= Monmouth University Department of Art and Design =

Monmouth University's Department of Art and Design, located on Monmouth University campus in West Long Branch, New Jersey, offers several undergraduate degrees.

== Degrees ==
- BFA and BA

== Exhibitions ==
The Department of Art and Design is an active participant in the arts of Monmouth. It maintains multiple galleries for exhibiting creative works of students, faculty, and staff, as well as practicing artists and designers. Information on gallery exhibitions and other events and activities associated with art and design can be found on the Arts of Monmouth website.

== Facilities ==
The Department of Art and Design's facilities include multiple Mac computer labs with current software and hardware, drawing studios, painting studios, sculpture studios, darkrooms for photography, printmaking studios including all forms of traditional print including papermaking and BookArts, and much more.

== Achievements of Faculty and Staff ==
The recent achievements of faculty and staff can be found on the Department of Art and Design's Announcements webpage.

Notable achievements of faculty members are documented on their websites, which can be found on the Department of Art and Design's Faculty Members webpage.

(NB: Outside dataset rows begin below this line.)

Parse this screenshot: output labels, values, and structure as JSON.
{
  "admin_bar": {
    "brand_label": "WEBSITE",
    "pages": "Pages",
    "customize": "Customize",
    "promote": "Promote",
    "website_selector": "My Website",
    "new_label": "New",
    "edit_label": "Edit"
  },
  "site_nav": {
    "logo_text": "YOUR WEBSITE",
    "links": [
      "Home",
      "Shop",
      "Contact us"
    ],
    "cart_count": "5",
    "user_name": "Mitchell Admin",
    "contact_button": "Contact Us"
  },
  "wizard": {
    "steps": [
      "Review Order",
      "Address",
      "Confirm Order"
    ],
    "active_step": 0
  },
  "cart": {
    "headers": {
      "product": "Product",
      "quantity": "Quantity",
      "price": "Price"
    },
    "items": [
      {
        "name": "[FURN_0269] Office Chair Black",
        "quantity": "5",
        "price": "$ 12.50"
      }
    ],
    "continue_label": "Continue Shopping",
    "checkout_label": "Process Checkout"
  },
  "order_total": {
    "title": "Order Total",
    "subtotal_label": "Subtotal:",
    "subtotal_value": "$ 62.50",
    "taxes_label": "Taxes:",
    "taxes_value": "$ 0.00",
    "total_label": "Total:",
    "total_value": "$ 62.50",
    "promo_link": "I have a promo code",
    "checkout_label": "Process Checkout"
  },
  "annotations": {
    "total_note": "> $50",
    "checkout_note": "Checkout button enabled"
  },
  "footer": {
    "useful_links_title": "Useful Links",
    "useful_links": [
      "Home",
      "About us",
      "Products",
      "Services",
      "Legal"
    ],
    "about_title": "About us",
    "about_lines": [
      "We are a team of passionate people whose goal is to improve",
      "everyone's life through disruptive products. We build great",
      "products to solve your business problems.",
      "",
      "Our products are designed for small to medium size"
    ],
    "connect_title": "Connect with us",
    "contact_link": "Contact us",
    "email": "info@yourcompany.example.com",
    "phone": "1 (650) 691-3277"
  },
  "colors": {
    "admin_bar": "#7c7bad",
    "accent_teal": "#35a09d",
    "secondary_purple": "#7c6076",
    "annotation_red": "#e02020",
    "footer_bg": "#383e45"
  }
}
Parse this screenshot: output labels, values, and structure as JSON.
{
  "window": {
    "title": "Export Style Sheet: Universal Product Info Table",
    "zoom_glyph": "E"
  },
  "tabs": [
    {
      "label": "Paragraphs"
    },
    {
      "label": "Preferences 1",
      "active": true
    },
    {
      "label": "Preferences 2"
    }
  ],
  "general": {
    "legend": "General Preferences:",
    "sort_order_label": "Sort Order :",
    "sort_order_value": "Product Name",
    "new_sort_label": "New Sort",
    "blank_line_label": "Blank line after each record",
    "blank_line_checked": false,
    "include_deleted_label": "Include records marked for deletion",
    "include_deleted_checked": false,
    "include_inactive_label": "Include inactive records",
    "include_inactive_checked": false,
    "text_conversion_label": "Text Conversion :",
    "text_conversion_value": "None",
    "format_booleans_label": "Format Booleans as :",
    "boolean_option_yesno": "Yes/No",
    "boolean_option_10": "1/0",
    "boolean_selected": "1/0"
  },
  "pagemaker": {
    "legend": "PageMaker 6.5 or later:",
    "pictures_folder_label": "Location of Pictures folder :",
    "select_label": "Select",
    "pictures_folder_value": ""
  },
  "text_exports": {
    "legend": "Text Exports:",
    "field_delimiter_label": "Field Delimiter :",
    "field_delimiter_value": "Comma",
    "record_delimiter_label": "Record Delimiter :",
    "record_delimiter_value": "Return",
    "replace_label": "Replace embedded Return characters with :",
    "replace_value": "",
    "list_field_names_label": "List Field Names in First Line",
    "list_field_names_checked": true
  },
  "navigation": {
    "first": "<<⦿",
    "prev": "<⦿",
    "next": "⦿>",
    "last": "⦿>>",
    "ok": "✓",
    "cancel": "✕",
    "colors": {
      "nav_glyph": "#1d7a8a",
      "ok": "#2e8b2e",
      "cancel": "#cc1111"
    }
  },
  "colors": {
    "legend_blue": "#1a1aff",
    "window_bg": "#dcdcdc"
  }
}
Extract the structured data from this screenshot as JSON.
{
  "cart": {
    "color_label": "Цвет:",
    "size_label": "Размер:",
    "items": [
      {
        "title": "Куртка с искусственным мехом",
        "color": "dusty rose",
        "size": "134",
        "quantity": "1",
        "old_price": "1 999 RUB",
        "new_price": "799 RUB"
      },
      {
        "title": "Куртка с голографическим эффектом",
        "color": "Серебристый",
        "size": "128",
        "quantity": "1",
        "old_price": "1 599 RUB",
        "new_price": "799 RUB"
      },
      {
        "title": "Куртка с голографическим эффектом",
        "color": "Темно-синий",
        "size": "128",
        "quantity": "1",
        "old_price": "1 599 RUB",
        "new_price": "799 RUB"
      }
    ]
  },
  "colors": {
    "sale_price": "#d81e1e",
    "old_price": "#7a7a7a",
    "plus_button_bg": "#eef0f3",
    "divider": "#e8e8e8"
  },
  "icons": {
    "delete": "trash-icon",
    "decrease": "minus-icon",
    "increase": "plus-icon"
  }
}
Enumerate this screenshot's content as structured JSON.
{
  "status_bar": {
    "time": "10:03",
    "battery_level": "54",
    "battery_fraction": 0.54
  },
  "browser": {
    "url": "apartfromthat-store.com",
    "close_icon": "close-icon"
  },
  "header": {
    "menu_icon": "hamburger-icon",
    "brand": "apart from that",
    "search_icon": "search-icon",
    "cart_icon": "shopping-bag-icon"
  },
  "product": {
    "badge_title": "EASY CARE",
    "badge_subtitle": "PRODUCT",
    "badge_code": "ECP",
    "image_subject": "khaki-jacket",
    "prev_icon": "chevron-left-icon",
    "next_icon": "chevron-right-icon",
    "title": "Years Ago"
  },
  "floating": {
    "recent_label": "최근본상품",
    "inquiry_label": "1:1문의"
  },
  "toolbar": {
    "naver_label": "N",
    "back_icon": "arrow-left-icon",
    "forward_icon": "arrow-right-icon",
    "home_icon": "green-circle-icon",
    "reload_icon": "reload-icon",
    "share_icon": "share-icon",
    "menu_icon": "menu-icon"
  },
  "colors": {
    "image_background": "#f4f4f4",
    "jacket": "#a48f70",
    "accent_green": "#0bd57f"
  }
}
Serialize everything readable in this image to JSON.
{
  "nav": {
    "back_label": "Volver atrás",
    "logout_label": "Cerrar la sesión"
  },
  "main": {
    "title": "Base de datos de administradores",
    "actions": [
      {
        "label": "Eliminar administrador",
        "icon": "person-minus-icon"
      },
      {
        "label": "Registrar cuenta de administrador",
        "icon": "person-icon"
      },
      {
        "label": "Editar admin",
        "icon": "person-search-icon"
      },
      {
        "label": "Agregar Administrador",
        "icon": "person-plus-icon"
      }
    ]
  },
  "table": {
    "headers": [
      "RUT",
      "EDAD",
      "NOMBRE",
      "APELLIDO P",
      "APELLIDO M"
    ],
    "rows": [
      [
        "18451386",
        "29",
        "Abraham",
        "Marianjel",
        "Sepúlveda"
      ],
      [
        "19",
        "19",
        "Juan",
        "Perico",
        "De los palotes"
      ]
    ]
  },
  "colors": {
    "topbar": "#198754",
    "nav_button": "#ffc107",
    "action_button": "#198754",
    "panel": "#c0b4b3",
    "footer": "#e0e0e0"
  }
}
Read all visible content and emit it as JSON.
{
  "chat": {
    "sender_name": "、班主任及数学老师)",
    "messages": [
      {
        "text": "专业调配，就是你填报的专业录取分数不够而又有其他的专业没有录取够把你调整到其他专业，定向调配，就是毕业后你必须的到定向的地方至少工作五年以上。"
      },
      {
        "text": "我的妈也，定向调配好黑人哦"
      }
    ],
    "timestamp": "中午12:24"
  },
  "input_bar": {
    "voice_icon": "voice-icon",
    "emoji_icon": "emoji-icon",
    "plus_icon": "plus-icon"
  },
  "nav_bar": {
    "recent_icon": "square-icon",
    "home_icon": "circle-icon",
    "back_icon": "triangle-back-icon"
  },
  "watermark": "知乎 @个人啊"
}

== Achievements of Monmouth University Art and Design Students ==
The recent achievements of students can be found on the Department of Art and Design's Announcements webpage as well.

2011

Brielle Wilson - Semi-finalist in the Cereplast Bioplastics competition. Two of the student's designs have made it to the Top 200. The design's were created in the AR 172 Computer Graphics course taught by Professor Edward Johnston. See the student's designs in the reference links.
Learn more about the competition in the reference link.

2010

Jillanne Chimento - one of eight finalists in the first Dunkin' Donuts Donut Art competition

Brittany Platt - won the First Place of the Siggraph Annual International SpaceTime Student Exhibition (Poster category). Professor Jing Zhou served as the faculty advisor.

2009

Simone Takacs - won the Third Prize of the Siggraph Annual International SpaceTime Exhibition (Poster category). Professor Jing Zhou served as the faculty advisor.